D’autres marques et designers de joaillerie ont puisé dans l’imaginaire du maître catalan. Les montres « Crash » de Cartier par exemple – avec leur boîtier déformé semblant fondre – rappellent les montres molles du tableau La Persistance de la mémoire (1931), et témoignent de l’influence de l’esthétique surréaliste de Dalí jusque dans l’horlogerie de luxe. Plus généralement, la tendance à concevoir le bijou comme une œuvre d’art, avec une forte charge conceptuelle ou symbolique, s’inscrit dans le prolongement de la démarche initiée par Dalí et quelques artistes visionnaires de son temps.

En définitive, les bijoux surréalistes de Salvador Dalí occupent une place unique dans l’histoire de la joaillerie. Ils représentent la fusion parfaite entre la création artistique et le savoir-faire joaillier. Ces pièces somptueuses et insolites – cœurs battants, yeux horlogers, lèvres précieuses – ont élargi les horizons de la haute joaillerie en y injectant du rêve, de l’humour et de la provocation.
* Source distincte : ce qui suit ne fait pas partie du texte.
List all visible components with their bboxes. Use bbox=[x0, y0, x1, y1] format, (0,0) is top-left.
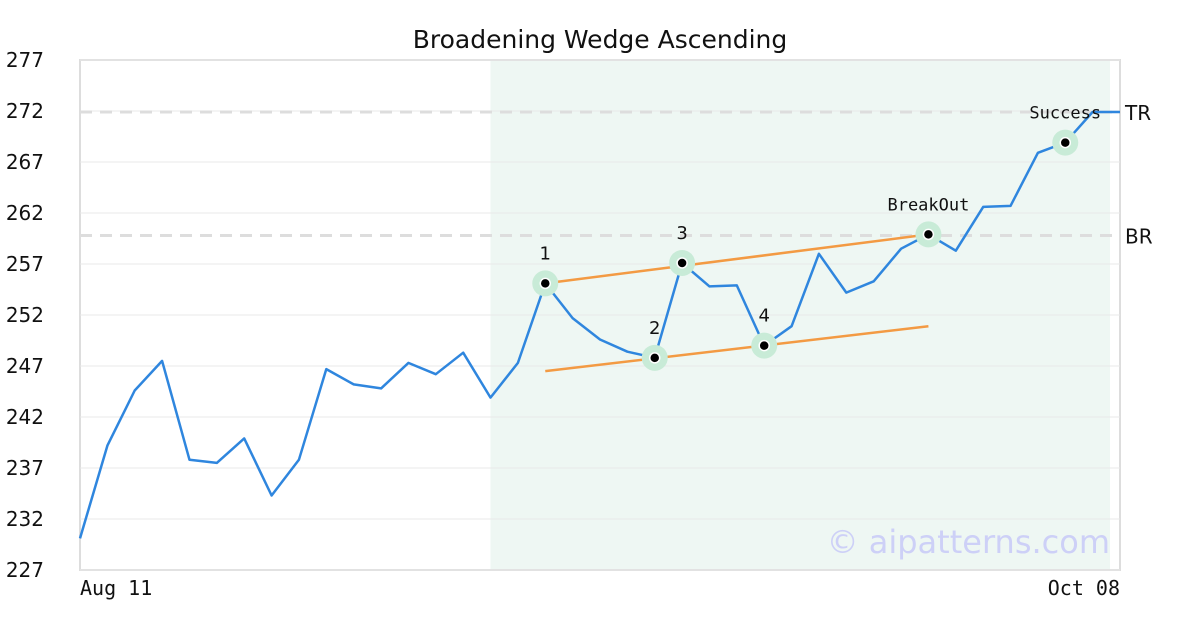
pivot-label-3: 3 bbox=[676, 223, 687, 244]
watermark: © aipatterns.com bbox=[827, 523, 1110, 561]
pivot-label-1: 1 bbox=[540, 243, 551, 264]
y-tick-label: 227 bbox=[6, 558, 44, 582]
y-tick-label: 272 bbox=[6, 99, 44, 123]
trendline bbox=[545, 233, 929, 285]
price-line bbox=[78, 110, 1120, 539]
reference-label-tr: TR bbox=[1124, 101, 1151, 125]
success-label: Success bbox=[1029, 104, 1101, 124]
pivot-point-4 bbox=[758, 339, 770, 352]
y-tick-label: 277 bbox=[6, 48, 44, 72]
y-tick-label: 267 bbox=[6, 150, 44, 174]
pivot-point-3 bbox=[676, 257, 688, 269]
y-tick-label: 232 bbox=[6, 507, 44, 531]
y-tick-label: 252 bbox=[6, 303, 44, 327]
pivot-point-1 bbox=[539, 277, 552, 290]
reference-label-br: BR bbox=[1125, 224, 1153, 248]
y-tick-label: 247 bbox=[6, 354, 44, 378]
pivot-label-4: 4 bbox=[758, 306, 769, 327]
y-tick-label: 257 bbox=[6, 252, 44, 276]
x-tick-label: Oct 08 bbox=[1048, 576, 1120, 600]
chart-title: Broadening Wedge Ascending bbox=[413, 25, 788, 54]
y-tick-label: 237 bbox=[6, 456, 44, 480]
pivot-label-2: 2 bbox=[649, 318, 660, 339]
y-tick-label: 262 bbox=[6, 201, 44, 225]
y-tick-label: 242 bbox=[6, 405, 44, 429]
trendline bbox=[545, 324, 929, 373]
breakout-point bbox=[922, 228, 935, 241]
success-point bbox=[1059, 136, 1072, 149]
pivot-point-2 bbox=[648, 352, 661, 364]
breakout-label: BreakOut bbox=[887, 195, 969, 215]
x-tick-label: Aug 11 bbox=[80, 576, 152, 600]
Que l’on soit sensible ou non à leur esthétique peu conventionnelle, on ne peut nier qu’elles sont devenues des objets cultes, hautement collectionnés, et qu’elles illustrent de manière éclatante l’œuvre d’un des plus grands artistes du Xxe siècle sous une forme portable et éternelle. Salvador Dalí a prouvé que les diamants aussi pouvaient fondre, saigner ou prendre vie – et c’est en cela que réside l’étrange brillance de ses bijoux surréalistes, toujours vivace dans l’imaginaire du luxe.

 

Sources : Natural Diamonds – Only Natural Diamonds; Wilson’s Estate Jewelry; Musée Dalí (Figueres); Articles de presse et archives (Sotheby’s, Schiaparelli, etc.)